At school, I was very much into my maths and sciences, but I didn't really want to do a single subject at university. When I found the MORSE course at Warwick, it looked like the perfect combination for me.
We were based in the red brick social sciences building, (which is still there, I'm pleased to say) and it was a very friendly and supportive environment. It didn't feel as though one subject was dominant, which was one of my favourite aspects of the degree.
How did you and Tilly get into doing Pets as Therapy visits at Warwick?
A friend of mine started doing visits with her dog, and I thought it sounded like a great idea. Tilly has always loved people (she prefers people to other dogs!) and I’ve always loved coming back to campus to visit so we applied and were accepted, and we’ve been visiting since March 2019. Our first visit was at Warwick Medical School, but we’ve been to lots of different departments - Warwick Business School, the Library - anywhere that wants us, really! We love it and the other volunteers who don't necessarily have a connection with Warwick get so much out of it too.
How does Pets as Therapy support students?
We get a mixture of students attend the sessions. Some who've got dogs at home and are missing them, students from overseas who haven't seen their pet for a long time.
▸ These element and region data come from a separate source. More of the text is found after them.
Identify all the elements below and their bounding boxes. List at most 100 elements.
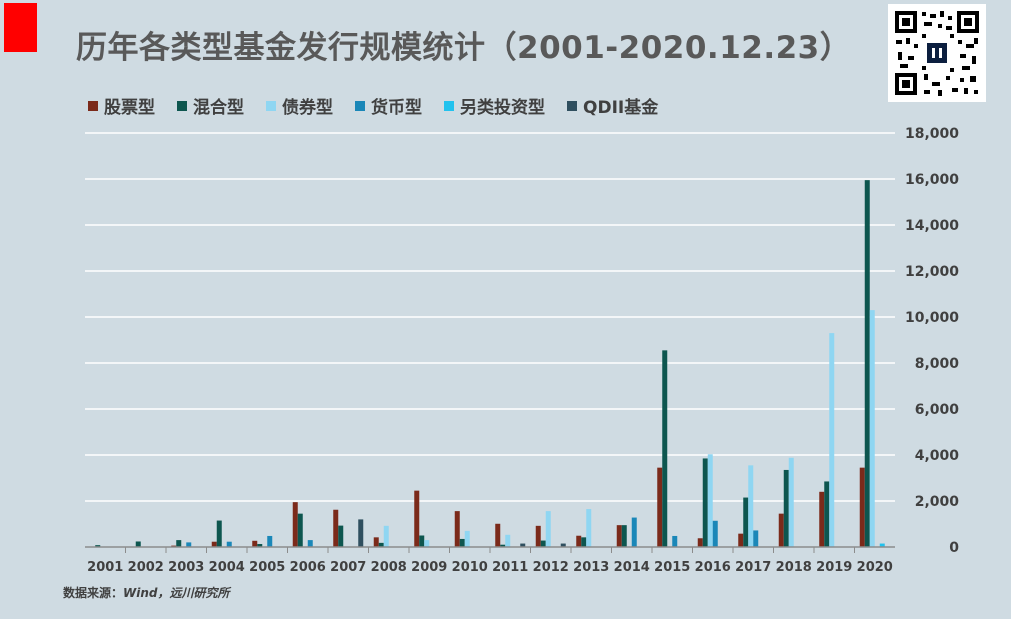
source-prefix: 数据来源：: [63, 586, 124, 600]
bar: [662, 350, 668, 547]
bar: [520, 543, 526, 547]
bar: [576, 535, 582, 547]
x-tick-label: 2005: [249, 560, 285, 575]
bar: [864, 180, 870, 547]
bar: [252, 540, 258, 547]
bar: [135, 541, 141, 547]
bar: [560, 543, 566, 547]
legend-label: 混合型: [193, 98, 244, 118]
bar: [414, 490, 420, 547]
bar: [292, 502, 298, 547]
bar: [621, 525, 627, 547]
x-tick-label: 2015: [654, 560, 690, 575]
bar: [712, 520, 718, 547]
bar: [545, 511, 551, 547]
bar: [500, 544, 506, 547]
bar: [495, 523, 501, 547]
bar: [424, 540, 430, 547]
bar: [631, 517, 637, 547]
legend-swatch: [355, 100, 365, 111]
x-tick-label: 2010: [452, 560, 488, 575]
x-tick-label: 2006: [290, 560, 326, 575]
bar: [297, 513, 303, 547]
x-tick-label: 2014: [614, 560, 650, 575]
bar: [702, 458, 708, 547]
bars: [95, 180, 885, 547]
grid-lines: [85, 132, 895, 502]
legend-label: 货币型: [371, 98, 422, 118]
legend-swatch: [88, 100, 98, 111]
y-tick-label: 16,000: [905, 172, 959, 188]
source-note: 数据来源：Wind，远川研究所: [63, 584, 230, 601]
x-tick-label: 2008: [371, 560, 407, 575]
y-axis-labels: 0 2,000 4,000 6,000 8,000 10,000 12,000 14,000 1…: [905, 126, 959, 556]
x-tick-label: 2002: [128, 560, 164, 575]
y-tick-label: 14,000: [905, 218, 959, 234]
bar: [464, 530, 470, 547]
bar: [267, 535, 273, 547]
legend-label: 另类投资型: [460, 98, 545, 118]
x-tick-label: 2020: [857, 560, 893, 575]
bar: [505, 534, 511, 547]
bar: [783, 469, 789, 547]
x-tick-label: 2007: [330, 560, 366, 575]
qr-code-icon: [888, 4, 986, 102]
bar: [383, 525, 389, 547]
legend-swatch: [177, 100, 187, 111]
legend-item: QDII基金: [567, 93, 658, 118]
chart-title: 历年各类型基金发行规模统计（2001-2020.12.23）: [76, 30, 852, 66]
bar: [540, 540, 546, 547]
bar: [586, 509, 592, 547]
bar: [859, 467, 865, 547]
legend-item: 混合型: [177, 93, 244, 118]
y-tick-label: 10,000: [905, 310, 959, 326]
x-tick-label: 2004: [209, 560, 245, 575]
x-tick-label: 2013: [573, 560, 609, 575]
qr-code: [888, 4, 986, 102]
y-tick-label: 6,000: [915, 402, 960, 418]
y-tick-label: 18,000: [905, 126, 959, 142]
x-tick-label: 2001: [87, 560, 123, 575]
legend-swatch: [266, 100, 276, 111]
bar: [748, 465, 754, 547]
x-axis-labels: 2001 2002 2003 2004 2005 2006 2007 2008 2009 2010…: [87, 547, 893, 575]
bar: [819, 491, 825, 547]
bar: [358, 519, 364, 547]
bar: [581, 537, 587, 547]
legend-label: 债券型: [282, 98, 333, 118]
bar: [869, 310, 875, 547]
legend-item: 另类投资型: [444, 93, 545, 118]
x-tick-label: 2018: [776, 560, 812, 575]
legend-item: 债券型: [266, 93, 333, 118]
legend-item: 货币型: [355, 93, 422, 118]
y-tick-label: 4,000: [915, 448, 960, 464]
legend-swatch: [567, 100, 577, 111]
bar: [778, 513, 784, 547]
bar: [419, 535, 425, 547]
x-tick-label: 2003: [168, 560, 204, 575]
legend-item: 股票型: [88, 93, 155, 118]
bar: [824, 481, 830, 547]
legend-label: 股票型: [104, 98, 155, 118]
legend-label: QDII基金: [583, 98, 659, 118]
y-tick-label: 2,000: [915, 494, 960, 510]
brand-red-block: [4, 3, 37, 52]
legend-swatch: [444, 100, 454, 111]
bar: [657, 467, 663, 547]
y-tick-label: 12,000: [905, 264, 959, 280]
x-tick-label: 2019: [816, 560, 852, 575]
bar: [186, 542, 192, 547]
bar: [829, 333, 835, 547]
bar: [333, 509, 339, 547]
bar: [535, 525, 541, 547]
x-tick-label: 2017: [735, 560, 771, 575]
x-tick-label: 2011: [492, 560, 528, 575]
bar: [697, 538, 703, 547]
bar: [672, 535, 678, 547]
bar: [307, 540, 313, 547]
bar: [211, 541, 217, 547]
bar: [373, 537, 379, 547]
bar: [753, 530, 759, 547]
bar: [95, 545, 101, 547]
We get people who come along who don't have pets but would really like one and sometimes we even get people who are afraid of dogs and are coming along to have a look. I think for students, it's that ten minutes of totally losing yourself in something completely different. They forget all sorts of stresses that are on their minds and can forget what's going on elsewhere.
What do you gain from volunteering in this way?
I really enjoy meeting current students and talking to them about their experience of studying at Warwick. I had such a positive experience at university but there are inevitably stressful times along the way too so it's very rewarding to be able to provide a distraction for those who come along to our sessions.
If you've got any spare time and an opportunity arises, I'd highly recommend it. I am retired now, but I started volunteering when I was working and managed to fit it around my schedule. It's so well worth it and coming back to Warwick is an even bigger bonus for me.